Friday, January 20, 2012


Monday and Tuesday of this week the National Weather Service began warning residents of the Northwest region in Washington State of an impending storm due to arrive sometime Tuesday evening and leaving from 4 - 14 inches of snow as it cruises through our area Wednesday. Some areas started to get snow during the day on Tuesday, while others remained dry until later in the evening and early morning hours of Wednesday. The big day was supposed to be Wednesday and it appears to have fallen short of the predictions in most of the area. By Thursday temperatures were to increase significantly and the big storm would give way to flooding.

It did get deep in some areas and while the National Weather Service was enjoying their prediction prowess, Mother Nature threw a curve ball from the Oregon area. Engulfed in cold Arctic air, warm precipitation arrived from the south and met up over the Puget Sound region. On Thursday morning, remember the day everything was supposed to leave, we woke up to ice encrusted vehicles and frozen pellets falling from the sky. By mid-day anything that wasn't moving was covered with a thick, heavy layer of ice. Trees don't do well in ice storms and by early afternoon reports of trees and limbs down was the norm. Power outages began as hundreds of thousands lost power over the region. At one point, they guessed the total to be close to 300,000 with yours truly among the victims.

While I went to work each day, we did close early Wednesday and Thursday to let employees get home safely before it got dark and the temperatures dropped. I was up early today and as I went outside I could hear dripping. Usually a good sign. Things are melting. My car was encrusted in a much thinner layer of ice and I was able to clear it and head for work. The roads are good once you get out of your neighborhood but you have to watch out for fallen branches and the occasionally tree down on tree lined roads. On the freeway you find mostly clear sailing with the only obstacle being snow chains that have broken and ended up in the lane of travel.
I overheard a law officer discussing conditions and issues that he had run into during this two days of traveling the highways and byways. He was very frustrated with the drivers. He feared he might shoot the next guy he found in a ditch with nearly bald tires, claiming that he knows how do drive in the snow and ice, it's all those other guys you have to worry about.

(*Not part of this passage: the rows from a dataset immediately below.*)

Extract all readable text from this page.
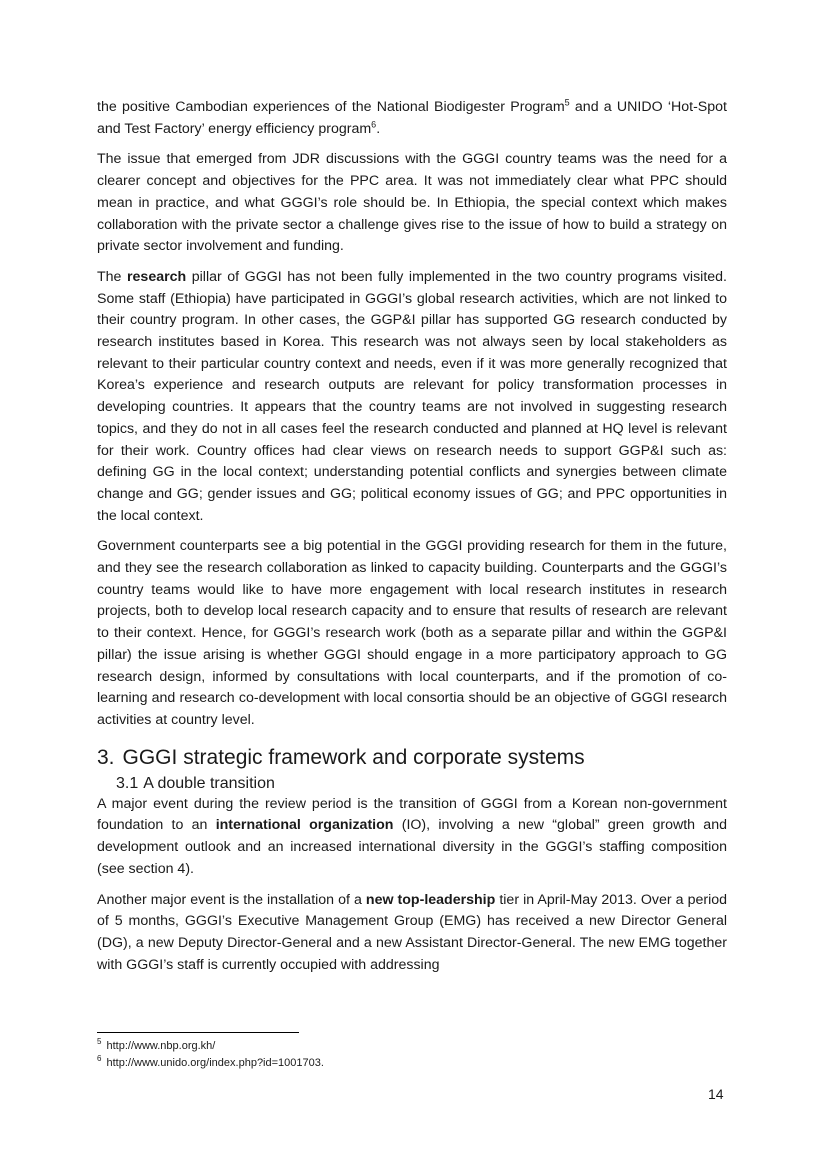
the positive Cambodian experiences of the National Biodigester Program$^5$ and a UNIDO ‘Hot-Spot and Test Factory’ energy efficiency program$^6$.

The issue that emerged from JDR discussions with the GGGI country teams was the need for a clearer concept and objectives for the PPC area. It was not immediately clear what PPC should mean in practice, and what GGGI’s role should be. In Ethiopia, the special context which makes collaboration with the private sector a challenge gives rise to the issue of how to build a strategy on private sector involvement and funding.

The research pillar of GGGI has not been fully implemented in the two country programs visited. Some staff (Ethiopia) have participated in GGGI’s global research activities, which are not linked to their country program. In other cases, the GGP&I pillar has supported GG research conducted by research institutes based in Korea. This research was not always seen by local stakeholders as relevant to their particular country context and needs, even if it was more generally recognized that Korea’s experience and research outputs are relevant for policy transformation processes in developing countries. It appears that the country teams are not involved in suggesting research topics, and they do not in all cases feel the research conducted and planned at HQ level is relevant for their work. Country offices had clear views on research needs to support GGP&I such as: defining GG in the local context; understanding potential conflicts and synergies between climate change and GG; gender issues and GG; political economy issues of GG; and PPC opportunities in the local context.

Government counterparts see a big potential in the GGGI providing research for them in the future, and they see the research collaboration as linked to capacity building. Counterparts and the GGGI’s country teams would like to have more engagement with local research institutes in research projects, both to develop local research capacity and to ensure that results of research are relevant to their context. Hence, for GGGI’s research work (both as a separate pillar and within the GGP&I pillar) the issue arising is whether GGGI should engage in a more participatory approach to GG research design, informed by consultations with local counterparts, and if the promotion of co-learning and research co-development with local consortia should be an objective of GGGI research activities at country level.

3. GGGI strategic framework and corporate systems
3.1 A double transition

A major event during the review period is the transition of GGGI from a Korean non-government foundation to an international organization (IO), involving a new “global” green growth and development outlook and an increased international diversity in the GGGI’s staffing composition (see section 4).

Another major event is the installation of a new top-leadership tier in April-May 2013. Over a period of 5 months, GGGI’s Executive Management Group (EMG) has received a new Director General (DG), a new Deputy Director-General and a new Assistant Director-General. The new EMG together with GGGI’s staff is currently occupied with addressing

$^5$ http://www.nbp.org.kh/
$^6$ http://www.unido.org/index.php?id=1001703.
14
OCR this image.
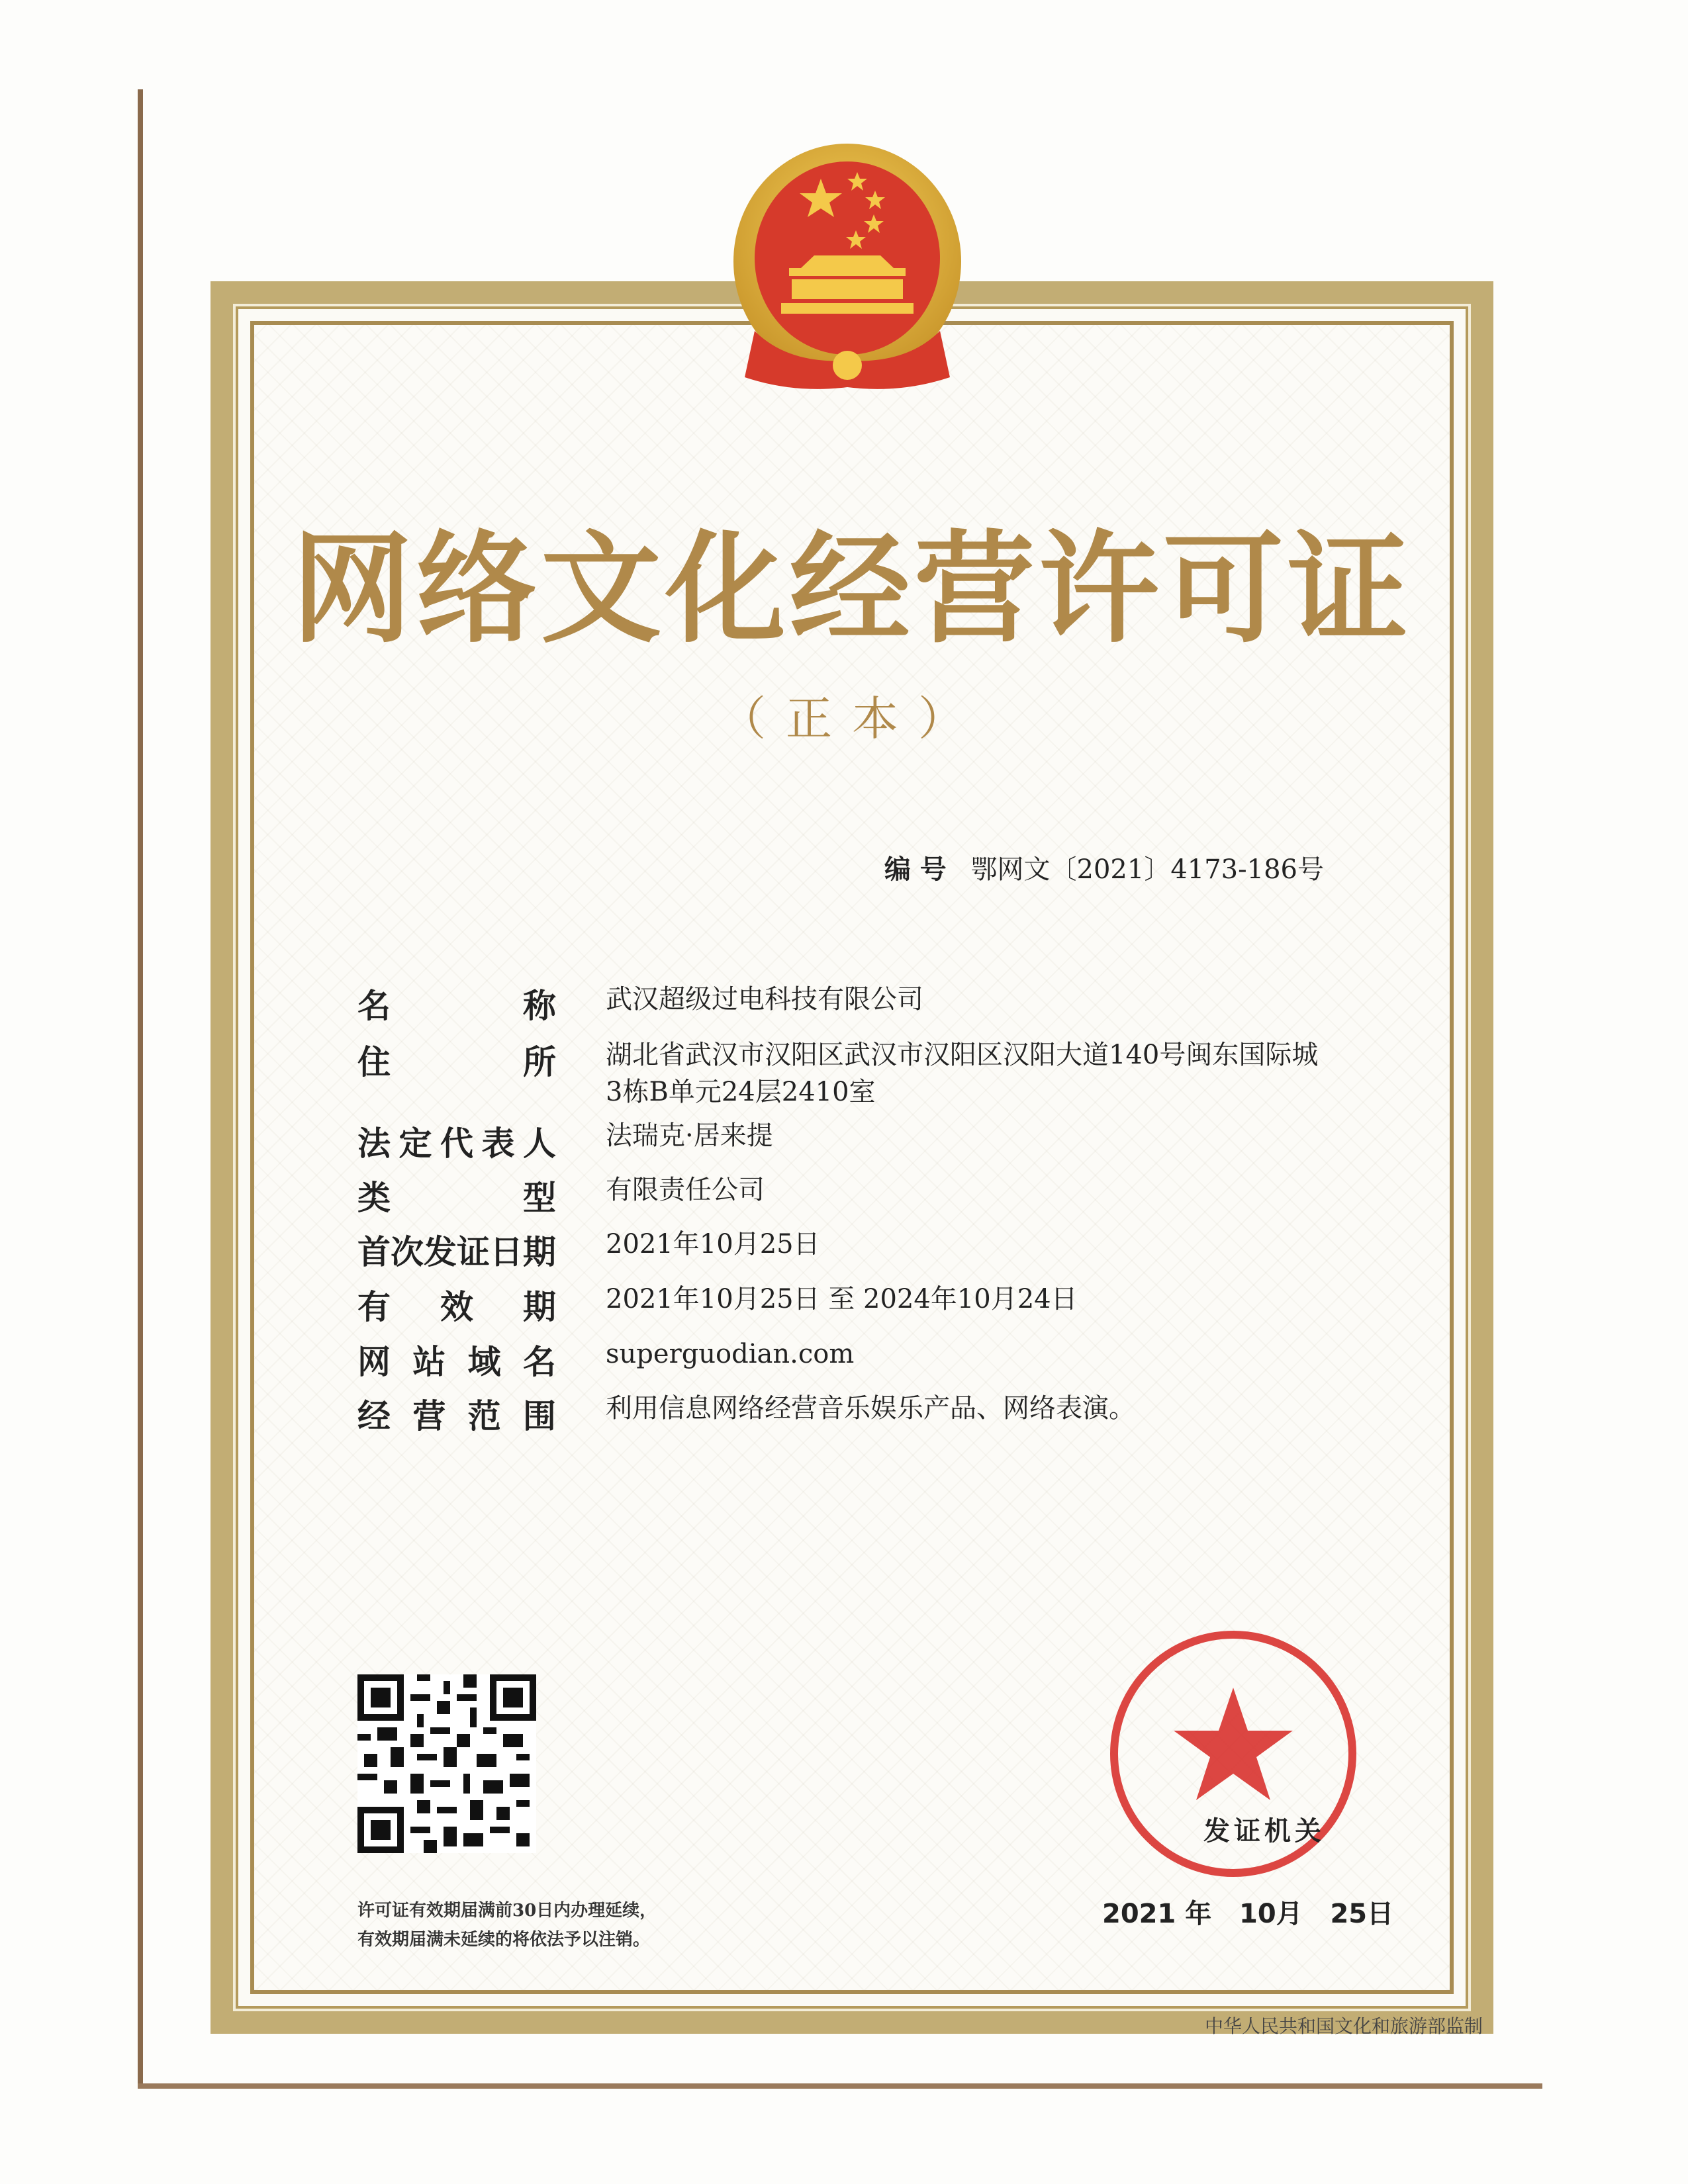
网络文化经营许可证
（正本）
编号 鄂网文〔2021〕4173-186号
名	称 武汉超级过电科技有限公司
住	所 湖北省武汉市汉阳区武汉市汉阳区汉阳大道140号闽东国际城3栋B单元24层2410室
法 定 代 表 人 法瑞克·居来提
类	型 有限责任公司
首 次 发 证 日 期 2021年10月25日
有 效 期 2021年10月25日 至 2024年10月24日
网 站 域 名 superguodian.com
经 营 范 围 利用信息网络经营音乐娱乐产品、网络表演。
许可证有效期届满前30日内办理延续，
有效期届满未延续的将依法予以注销。
发证机关
2021 年   10月   25日
中华人民共和国文化和旅游部监制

Personally, I have no issues with snow and ice. I have been exceedingly lucky in my commutes over the years and have never missed a day due to weather conditions. That being said, many folks in other parts of the country who get a lot more snow than we do, occasionally look down their noses at us and claim that we are snow wimps. Most of those places are flat. No hills. We have hills, lots of hills.

While I agree that most people from the colder regions would not let something like what just hit us affect the way they do business or live their lives you must consider one thing. While our nasty weather comes but once a year, usually a week or less, the other regions have a real winter that lasts for months. Not only do they have more experience working, playing, and driving in the stuff, their cities and municipalities are more prepared to provide them with the traction they need to get around. I am sure Boston has a whole bunch more snowplows than Seattle. And I have heard of heated runways. We don't have that stuff. Heck, we cancel flights, its easier.
So there you have it. Another winter in Seattle almost gone. Aren't you glad you stopped by.


  1. enjoy the winter wonderland!!! least you have power!!!

  2. The drivers are the same all over, and four wheel drive can get you slid off the road as fast an two wheel drive.The major difference as I see it is the State, County & Local governments in the northeast,upper midwest and Canada invest on a lot of heavy duty plows and dump trucks to clear away and salt with. That kind of stuff is not needed the south and areas like yours where you only get epic snowfalls once every 20 years. Ice storms are another matter and can cripple just about any area with power outages. Now that I am retired I just stay home and watch it from the kitchen window. Be safe out there. Sam & Donna...

  3. WOW, pretty exciting! I lived on the snowline of the Western Slope of the Sierras for many years and just loved the forecast of snow. I worked at home for most of the time, so I'd just grocery shop, stock up, bring in a bunch of wood for the wood stove, and enjoy it. I'm glad you made it through, and seem prepared and comfortable with it.